FEMM Communiqué de presse - Droits de la femme/Egalité des chances14-10-2013 - 17:41
 

Les sociétés cotées de l'UE devraient poursuivre l'objectif d'avoir, d'ici 2020, au moins 40% de femmes comme membres non exécutifs des conseils, afin de promouvoir l'égalité des genres dans le processus de décision économique, selon un projet de la Commission européenne soutenu par les commissions des droits de la femme et des affaires juridiques, ce lundi. En 2012, les femmes représentaient seulement 15% des membres non exécutifs des conseils des plus grandes entreprises de l'UE.

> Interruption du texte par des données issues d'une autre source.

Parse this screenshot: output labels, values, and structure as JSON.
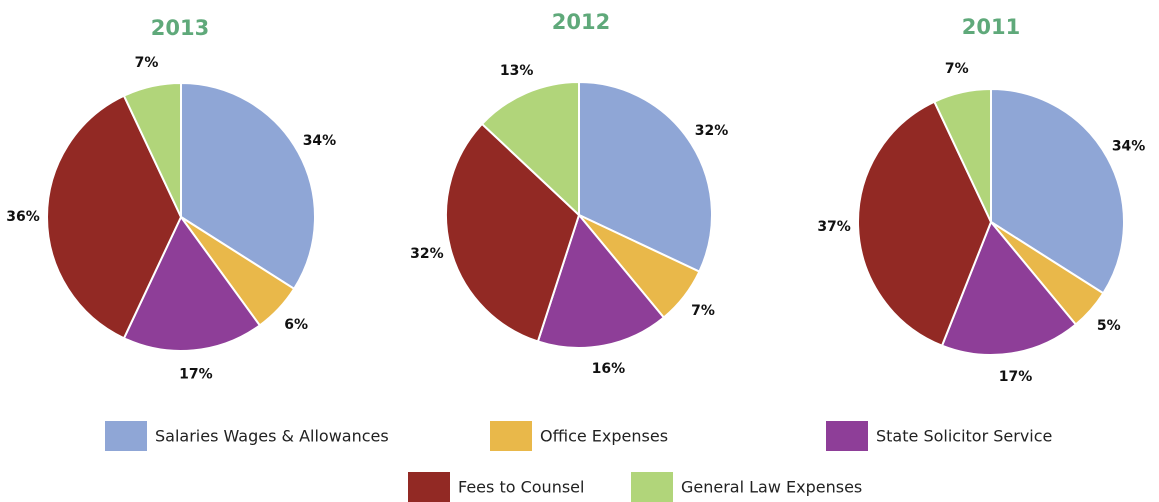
{
  "chart_data": [
    {
      "type": "pie",
      "title": "2013",
      "categories": [
        "Salaries Wages & Allowances",
        "Office Expenses",
        "State Solicitor Service",
        "Fees to Counsel",
        "General Law Expenses"
      ],
      "values": [
        34,
        6,
        17,
        36,
        7
      ],
      "value_labels": [
        "34%",
        "6%",
        "17%",
        "36%",
        "7%"
      ],
      "colors": [
        "#8fa6d6",
        "#e9b84a",
        "#8e3e98",
        "#922924",
        "#b1d57a"
      ]
    },
    {
      "type": "pie",
      "title": "2012",
      "categories": [
        "Salaries Wages & Allowances",
        "Office Expenses",
        "State Solicitor Service",
        "Fees to Counsel",
        "General Law Expenses"
      ],
      "values": [
        32,
        7,
        16,
        32,
        13
      ],
      "value_labels": [
        "32%",
        "7%",
        "16%",
        "32%",
        "13%"
      ],
      "colors": [
        "#8fa6d6",
        "#e9b84a",
        "#8e3e98",
        "#922924",
        "#b1d57a"
      ]
    },
    {
      "type": "pie",
      "title": "2011",
      "categories": [
        "Salaries Wages & Allowances",
        "Office Expenses",
        "State Solicitor Service",
        "Fees to Counsel",
        "General Law Expenses"
      ],
      "values": [
        34,
        5,
        17,
        37,
        7
      ],
      "value_labels": [
        "34%",
        "5%",
        "17%",
        "37%",
        "7%"
      ],
      "colors": [
        "#8fa6d6",
        "#e9b84a",
        "#8e3e98",
        "#922924",
        "#b1d57a"
      ]
    }
  ]
}
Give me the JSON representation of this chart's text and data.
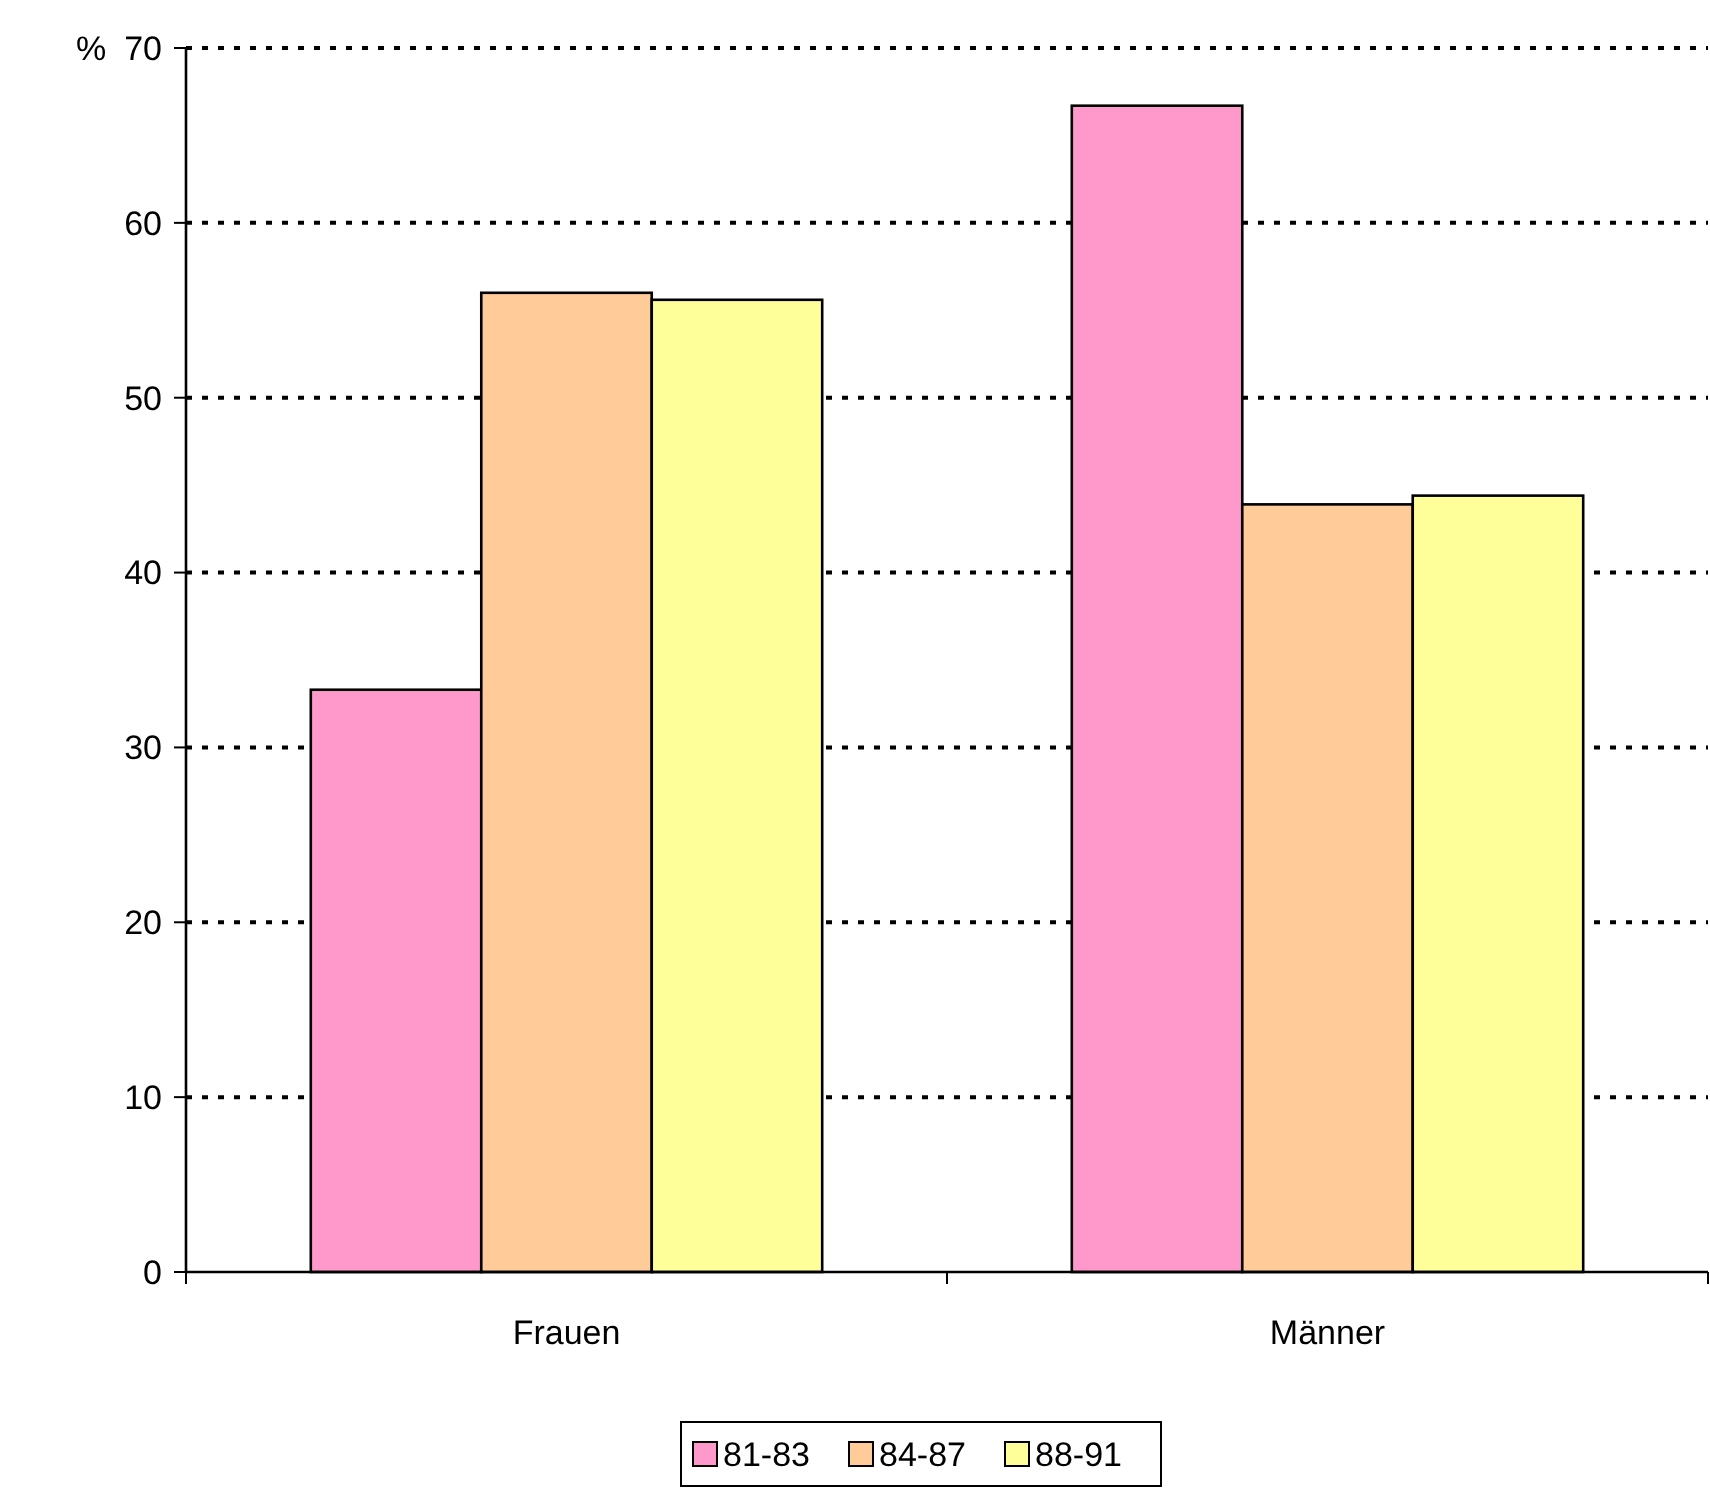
{
  "chart_data": {
    "type": "bar",
    "ylabel": "%",
    "categories": [
      "Frauen",
      "Männer"
    ],
    "series": [
      {
        "name": "81-83",
        "color": "#ff99cc",
        "values": [
          33.3,
          66.7
        ]
      },
      {
        "name": "84-87",
        "color": "#ffcc99",
        "values": [
          56.0,
          43.9
        ]
      },
      {
        "name": "88-91",
        "color": "#ffff99",
        "values": [
          55.6,
          44.4
        ]
      }
    ],
    "ylim": [
      0,
      70
    ],
    "yticks": [
      0,
      10,
      20,
      30,
      40,
      50,
      60,
      70
    ],
    "grid": "y",
    "legend": "bottom"
  }
}
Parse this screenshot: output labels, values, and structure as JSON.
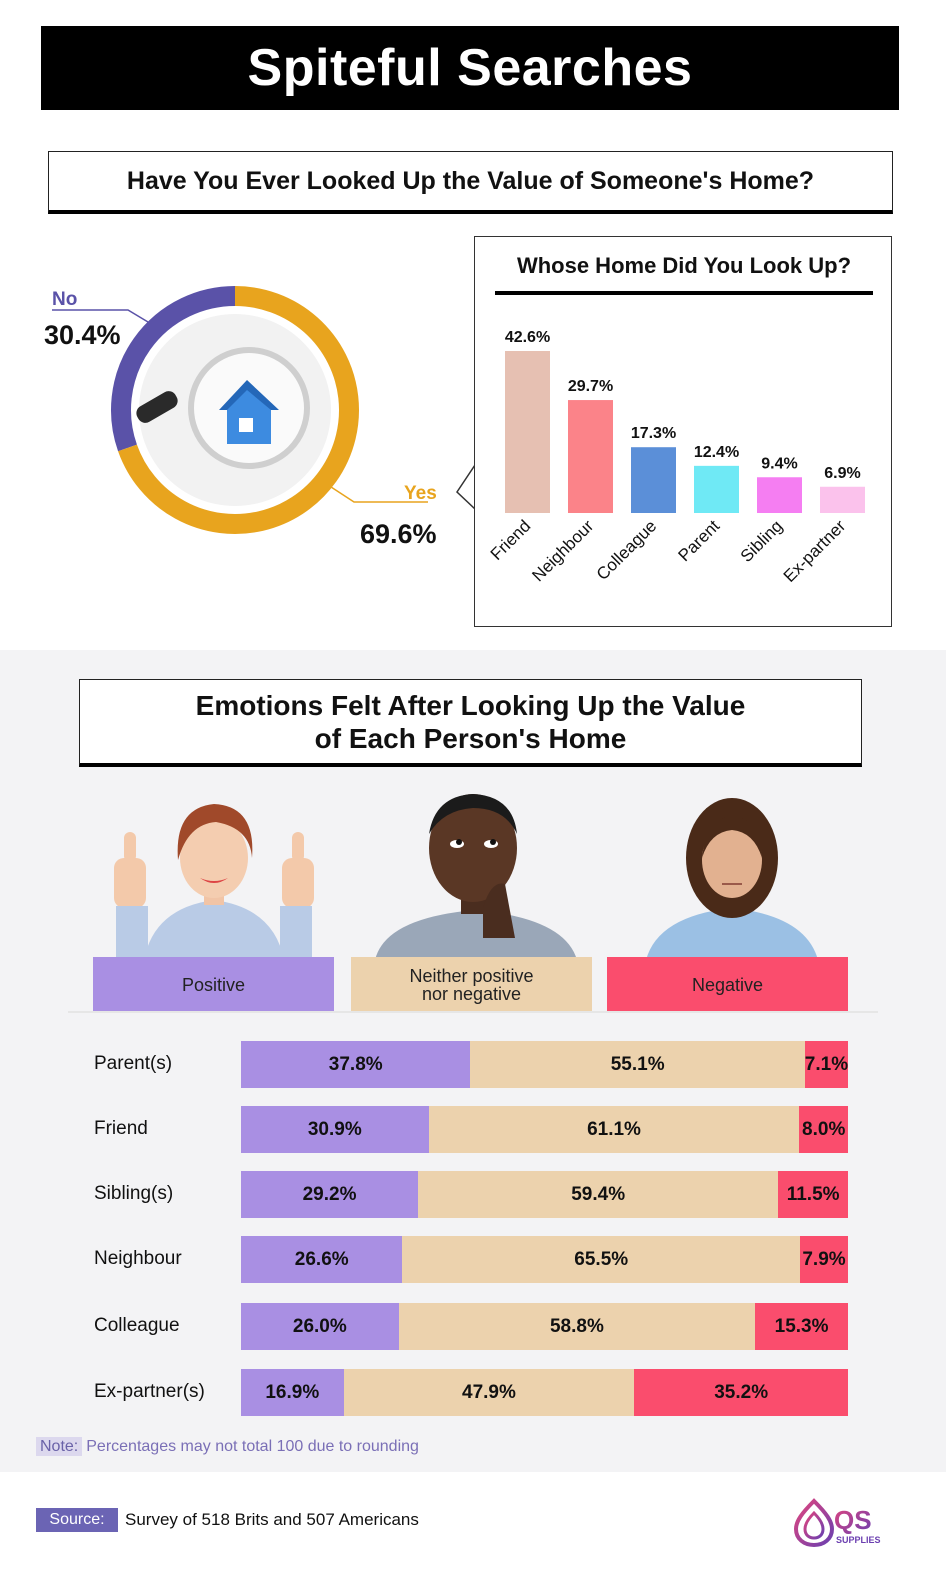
{
  "title": "Spiteful Searches",
  "question": "Have You Ever Looked Up the Value of Someone's Home?",
  "donut": {
    "no_label": "No",
    "no_pct": "30.4%",
    "yes_label": "Yes",
    "yes_pct": "69.6%"
  },
  "bar_title": "Whose Home Did You Look Up?",
  "emotions_title_line1": "Emotions Felt After Looking Up the Value",
  "emotions_title_line2": "of Each Person's Home",
  "categories": {
    "positive": "Positive",
    "neutral_line1": "Neither positive",
    "neutral_line2": "nor negative",
    "negative": "Negative"
  },
  "note_tag": "Note:",
  "note_text": "Percentages may not total 100 due to rounding",
  "source_tag": "Source:",
  "source_text": "Survey of 518 Brits and 507 Americans",
  "logo_text": "QS",
  "logo_sub": "SUPPLIES",
  "colors": {
    "yes": "#e8a41e",
    "no": "#5a52a8",
    "positive": "#a98fe3",
    "neutral": "#ecd2ad",
    "negative": "#fa4d6d"
  },
  "chart_data": [
    {
      "type": "pie",
      "categories": [
        "No",
        "Yes"
      ],
      "values": [
        30.4,
        69.6
      ],
      "title": "Have You Ever Looked Up the Value of Someone's Home?",
      "colors": [
        "#5a52a8",
        "#e8a41e"
      ]
    },
    {
      "type": "bar",
      "title": "Whose Home Did You Look Up?",
      "categories": [
        "Friend",
        "Neighbour",
        "Colleague",
        "Parent",
        "Sibling",
        "Ex-partner"
      ],
      "values": [
        42.6,
        29.7,
        17.3,
        12.4,
        9.4,
        6.9
      ],
      "labels": [
        "42.6%",
        "29.7%",
        "17.3%",
        "12.4%",
        "9.4%",
        "6.9%"
      ],
      "colors": [
        "#e6c0b2",
        "#fb8389",
        "#5b8fd8",
        "#6fe9f5",
        "#f57ef2",
        "#fbc2ec"
      ],
      "ylim": [
        0,
        45
      ]
    },
    {
      "type": "bar",
      "stacked": true,
      "orientation": "horizontal",
      "title": "Emotions Felt After Looking Up the Value of Each Person's Home",
      "categories": [
        "Parent(s)",
        "Friend",
        "Sibling(s)",
        "Neighbour",
        "Colleague",
        "Ex-partner(s)"
      ],
      "series": [
        {
          "name": "Positive",
          "values": [
            37.8,
            30.9,
            29.2,
            26.6,
            26.0,
            16.9
          ],
          "labels": [
            "37.8%",
            "30.9%",
            "29.2%",
            "26.6%",
            "26.0%",
            "16.9%"
          ]
        },
        {
          "name": "Neither positive nor negative",
          "values": [
            55.1,
            61.1,
            59.4,
            65.5,
            58.8,
            47.9
          ],
          "labels": [
            "55.1%",
            "61.1%",
            "59.4%",
            "65.5%",
            "58.8%",
            "47.9%"
          ]
        },
        {
          "name": "Negative",
          "values": [
            7.1,
            8.0,
            11.5,
            7.9,
            15.3,
            35.2
          ],
          "labels": [
            "7.1%",
            "8.0%",
            "11.5%",
            "7.9%",
            "15.3%",
            "35.2%"
          ]
        }
      ]
    }
  ]
}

"Le vote d'aujourd'hui sur le rapport conjoint des commissions des droits de la femme et des affaires juridiques demande instamment une législation européenne afin d'accroître le nombre de femmes et leur participation dans les conseils des entreprises cotées. Ce qui est à présent une réalité dans certains États membres de l'UE sera bientôt étendu au marché unique dans son ensemble et à toutes les entreprises cotées de l'Union, exploitant ainsi le talent de nombreuses femmes hautement qualifiées", a affirmé la députée Rodi Kratsa-Tsagaropoulou (PPE, EL).


"Il est important que le champ de la directive soit large et que de nombreuses sociétés cotées en bourse soient contraintes d'appliquer la procédure ouverte et transparente au moment de la sélection des directeurs non exécutifs. Nous n'avons pas d'exemption pour les entreprises familiales ou des secteurs spécifiques, mais nous avons renforcé les sanctions que les États membres devraient appliquer lorsque les entreprises ne respectent pas les obligations de la directive. C'est désormais au Conseil de trouver une position commune afin que les négociations entre le Conseil et le Parlement, en tant que co-législateurs, puissent débuter", a déclaré le rapporteur Evelyn Regner (S&D, AT).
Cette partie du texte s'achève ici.